Mistral AI launched the compact 'les Ministraux' models for edge use cases

At the one-year mark after Mistral 7B's release, Mistral AI has launched two small models, Ministral 3B and 8B, trained and optimized to deliver state-of-the-art performance in on-device and edge use cases, including on-device translation, offline assistants, and even robotics. Notably, les Ministraux feature performance that not only surpasses leading models in the sub-10B, but Ministral 3B's performance surpasses Mistral 7B's, making for a significant performance improvement achieved in just one year.

Ministral 3B and 8B accept up to 128K tokens as input (32K on vLLM). Ministral 8B also features an interleaved sliding-window attention pattern, which makes its inference even faster and more memory-efficient. In addition to being ideal candidates for use cases in which they work standalone, les Ministraux can also be used as intermediaries in multi-step agentic workflows, as their compact size and strong performance make these models ideal as intermediaries for function-calling tasks such as input parsing, task routing, and calling APIs.

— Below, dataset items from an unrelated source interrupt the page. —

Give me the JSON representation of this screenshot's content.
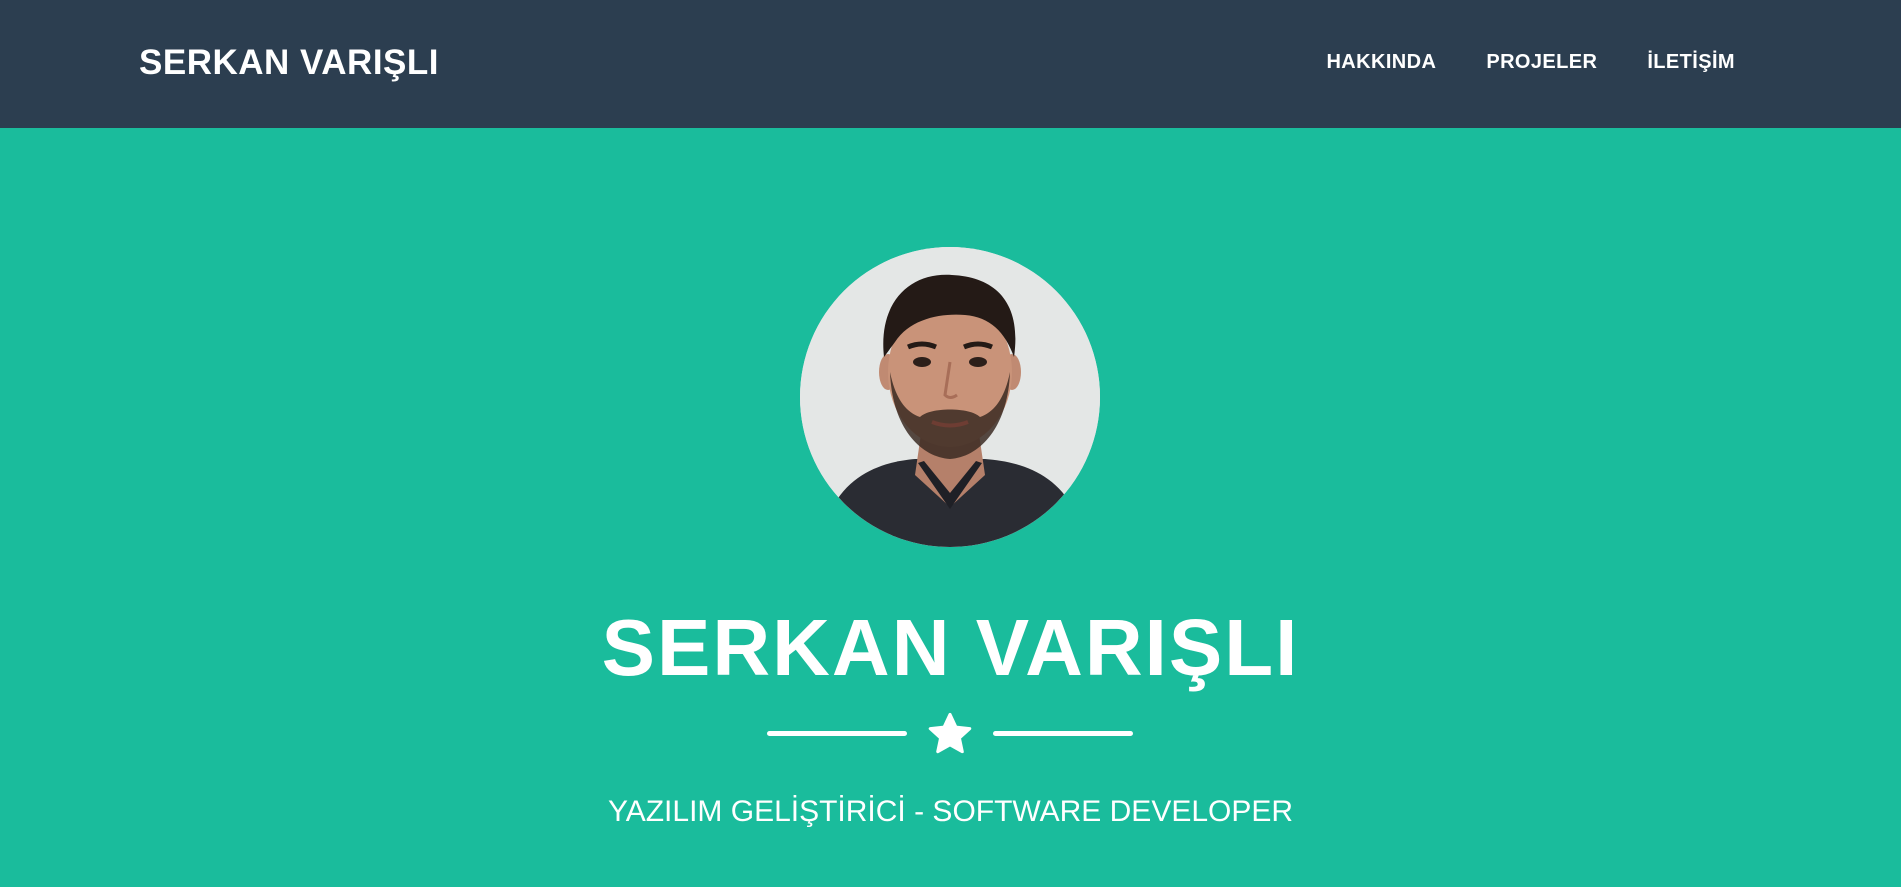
{
  "header": {
    "brand": "SERKAN VARIŞLI",
    "nav": [
      {
        "label": "HAKKINDA"
      },
      {
        "label": "PROJELER"
      },
      {
        "label": "İLETİŞİM"
      }
    ]
  },
  "hero": {
    "title": "SERKAN VARIŞLI",
    "divider_icon": "star-icon",
    "subtitle": "YAZILIM GELİŞTİRİCİ - SOFTWARE DEVELOPER"
  },
  "colors": {
    "navbar": "#2c3e50",
    "hero_background": "#1abc9c",
    "text": "#ffffff"
  }
}
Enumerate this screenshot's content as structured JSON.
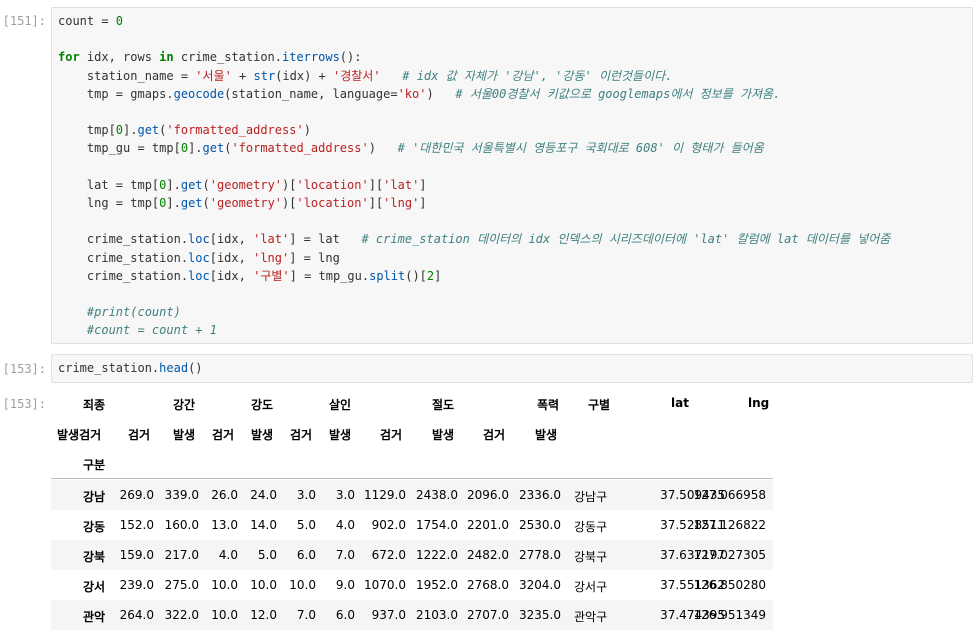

Benchmarked against comparable models using Mistral AI's internal framework, Mistral 3B outperforms Gemma 2 2B and Llama 3.2 3B at popular tests, including MMLU, AGIEval, Winogrande, HumanEval, and GSM8K. On the same set of tests, Mistral 8B surpasses the likes of Llama 3.1 8B, Gemma 2 9B, and Mistral 7B. The instruction-tuned versions of the models correspondingly beat their competitors on evaluations such as MTBench, ArenaHard, and MATH.

Ministral 8B is priced at $0.1 per million tokens, while Ministral 3B costs $0.04 per million tokens. Both are accessible via Mistral's API and will soon be available from Mistral's cloud partners. While Mistral 3B is only available under the Mistral Commercial License, Mistral 8B is covered by Mistral's commercial and research licenses. The Mistral 8B Instruct model weights are available for download for research purposes only.